The report came amid dire warnings about the UK economy, which could contract by as much as 35 per cent in the second quarter according to the Office for Budget Responsibility.

The Resolution Foundation today said a ‘V-shaped’ recovery with about a three per cent hit to GDP over the medium term is possible if a lockdown stays in place for three months.

Yet it said that “if a six or 12-month lockdown is necessary, it could mean a far longer recovery of between two and five years, and a permanent GDP hit of five to seven per cent”.

The report notes that a six-month lockdown could result in unemployment averaging 5m in 2021 as the government’s job retention scheme is phased out. The Foundation said this would “far exceed” the peaks seen during the 80s and 90s recessions.

The Resolution Foundation therefore urged reforms to the scheme, which pays 80 per cent of people’s wages so long as they are furloughed. It said the government should ensure furloughed workers can return to work part-time if this can be done safely.

The think tank also said the government should ask the Bank of England to directly fund government spending.

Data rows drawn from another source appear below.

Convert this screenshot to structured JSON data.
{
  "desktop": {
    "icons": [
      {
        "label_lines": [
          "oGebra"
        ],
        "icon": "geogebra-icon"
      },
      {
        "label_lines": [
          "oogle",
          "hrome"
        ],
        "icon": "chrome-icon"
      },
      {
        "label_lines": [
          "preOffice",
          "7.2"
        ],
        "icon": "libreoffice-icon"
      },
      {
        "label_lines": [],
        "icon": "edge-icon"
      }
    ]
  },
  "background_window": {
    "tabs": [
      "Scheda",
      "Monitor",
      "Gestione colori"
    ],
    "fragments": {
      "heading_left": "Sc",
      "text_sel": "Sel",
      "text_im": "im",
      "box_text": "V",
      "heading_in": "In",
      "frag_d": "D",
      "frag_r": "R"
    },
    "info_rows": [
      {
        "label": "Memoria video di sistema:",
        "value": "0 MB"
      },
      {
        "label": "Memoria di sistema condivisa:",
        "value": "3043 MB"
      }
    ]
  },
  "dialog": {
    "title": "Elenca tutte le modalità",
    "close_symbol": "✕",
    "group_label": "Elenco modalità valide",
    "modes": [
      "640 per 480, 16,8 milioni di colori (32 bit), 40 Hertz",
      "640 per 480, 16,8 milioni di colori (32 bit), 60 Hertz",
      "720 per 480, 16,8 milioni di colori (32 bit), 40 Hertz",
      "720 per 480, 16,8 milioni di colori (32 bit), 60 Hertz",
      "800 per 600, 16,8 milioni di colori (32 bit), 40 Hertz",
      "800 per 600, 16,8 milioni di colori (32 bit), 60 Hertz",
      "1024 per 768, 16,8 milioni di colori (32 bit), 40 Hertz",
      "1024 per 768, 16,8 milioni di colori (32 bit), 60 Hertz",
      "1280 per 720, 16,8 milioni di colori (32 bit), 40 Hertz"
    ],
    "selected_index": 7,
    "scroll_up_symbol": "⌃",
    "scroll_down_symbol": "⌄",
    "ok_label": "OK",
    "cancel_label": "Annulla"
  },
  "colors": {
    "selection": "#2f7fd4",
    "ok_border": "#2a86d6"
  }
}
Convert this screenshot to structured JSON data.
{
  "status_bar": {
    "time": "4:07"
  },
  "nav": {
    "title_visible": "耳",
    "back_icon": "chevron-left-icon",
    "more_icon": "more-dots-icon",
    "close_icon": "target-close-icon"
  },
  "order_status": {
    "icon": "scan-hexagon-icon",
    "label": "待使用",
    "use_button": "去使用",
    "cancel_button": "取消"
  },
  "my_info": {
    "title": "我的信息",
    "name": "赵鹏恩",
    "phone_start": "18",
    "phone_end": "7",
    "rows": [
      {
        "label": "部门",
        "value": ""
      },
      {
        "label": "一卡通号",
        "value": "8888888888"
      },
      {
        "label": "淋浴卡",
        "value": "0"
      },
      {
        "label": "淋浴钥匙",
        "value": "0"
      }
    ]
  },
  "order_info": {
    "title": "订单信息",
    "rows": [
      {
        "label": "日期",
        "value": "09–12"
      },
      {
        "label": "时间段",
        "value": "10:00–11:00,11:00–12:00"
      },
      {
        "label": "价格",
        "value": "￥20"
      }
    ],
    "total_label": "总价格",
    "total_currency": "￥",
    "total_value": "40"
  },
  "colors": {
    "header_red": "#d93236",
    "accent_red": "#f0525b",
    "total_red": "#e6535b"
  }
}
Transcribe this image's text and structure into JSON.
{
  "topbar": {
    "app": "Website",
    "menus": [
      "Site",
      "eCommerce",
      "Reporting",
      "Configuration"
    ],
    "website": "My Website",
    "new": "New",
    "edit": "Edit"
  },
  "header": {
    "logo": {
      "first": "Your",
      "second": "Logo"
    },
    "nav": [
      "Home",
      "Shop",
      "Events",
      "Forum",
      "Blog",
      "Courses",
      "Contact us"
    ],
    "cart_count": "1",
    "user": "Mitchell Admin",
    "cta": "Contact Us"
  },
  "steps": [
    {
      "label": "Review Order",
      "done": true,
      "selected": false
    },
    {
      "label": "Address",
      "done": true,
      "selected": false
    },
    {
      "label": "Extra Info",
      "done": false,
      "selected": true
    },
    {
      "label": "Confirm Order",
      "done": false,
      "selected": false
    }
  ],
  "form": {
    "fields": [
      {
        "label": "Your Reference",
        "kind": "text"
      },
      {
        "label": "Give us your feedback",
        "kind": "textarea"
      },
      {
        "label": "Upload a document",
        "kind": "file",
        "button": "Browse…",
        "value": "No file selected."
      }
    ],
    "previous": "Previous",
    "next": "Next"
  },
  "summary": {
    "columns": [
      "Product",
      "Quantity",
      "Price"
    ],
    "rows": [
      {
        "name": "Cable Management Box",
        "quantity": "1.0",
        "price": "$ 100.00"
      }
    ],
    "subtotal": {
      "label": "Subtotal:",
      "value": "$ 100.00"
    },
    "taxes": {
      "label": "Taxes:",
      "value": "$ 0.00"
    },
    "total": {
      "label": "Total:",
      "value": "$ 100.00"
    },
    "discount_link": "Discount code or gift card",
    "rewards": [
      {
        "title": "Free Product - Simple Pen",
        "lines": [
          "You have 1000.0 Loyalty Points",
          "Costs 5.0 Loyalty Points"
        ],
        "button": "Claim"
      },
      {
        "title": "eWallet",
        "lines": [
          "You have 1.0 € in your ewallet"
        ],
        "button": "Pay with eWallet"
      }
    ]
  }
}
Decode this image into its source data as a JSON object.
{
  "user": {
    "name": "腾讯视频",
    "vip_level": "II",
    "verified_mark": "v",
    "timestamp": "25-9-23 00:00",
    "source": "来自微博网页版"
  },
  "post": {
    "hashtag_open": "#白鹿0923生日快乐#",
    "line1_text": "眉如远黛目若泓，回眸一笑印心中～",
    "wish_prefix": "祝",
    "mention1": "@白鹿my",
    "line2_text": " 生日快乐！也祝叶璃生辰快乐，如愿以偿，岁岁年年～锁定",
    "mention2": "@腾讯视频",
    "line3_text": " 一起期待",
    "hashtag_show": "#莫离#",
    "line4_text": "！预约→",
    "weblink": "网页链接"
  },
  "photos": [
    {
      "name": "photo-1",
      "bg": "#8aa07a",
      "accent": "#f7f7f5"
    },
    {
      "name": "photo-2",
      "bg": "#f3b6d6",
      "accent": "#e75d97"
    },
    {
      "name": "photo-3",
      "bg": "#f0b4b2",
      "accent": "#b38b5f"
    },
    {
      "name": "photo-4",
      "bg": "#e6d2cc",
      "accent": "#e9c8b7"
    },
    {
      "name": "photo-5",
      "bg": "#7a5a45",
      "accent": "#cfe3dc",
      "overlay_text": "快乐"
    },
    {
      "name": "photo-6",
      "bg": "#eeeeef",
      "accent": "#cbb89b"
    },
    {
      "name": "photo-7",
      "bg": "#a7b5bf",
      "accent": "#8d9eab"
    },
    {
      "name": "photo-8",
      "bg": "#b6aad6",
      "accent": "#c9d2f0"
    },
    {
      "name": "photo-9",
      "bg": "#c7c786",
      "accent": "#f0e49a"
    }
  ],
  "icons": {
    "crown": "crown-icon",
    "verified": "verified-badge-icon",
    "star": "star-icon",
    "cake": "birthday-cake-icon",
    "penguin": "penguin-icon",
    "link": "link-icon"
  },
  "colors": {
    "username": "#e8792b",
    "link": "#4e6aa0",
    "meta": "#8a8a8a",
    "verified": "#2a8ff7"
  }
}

The Bank is already doing this through its so-called ways and means facility, which is essentially an overdraft for the government. But the report called for a “a transparent, time-limited framework for monetary financing”.

“As well as refining its crisis response, the government must also plan a sustainable recovery,” said Richard Hughes, research associate at the Resolution Foundation.

“In doing so, Ministers should remember that young people and low-paid workers have borne the brunt of the crisis, and will need to be at the heart of support to get the economy back on track.”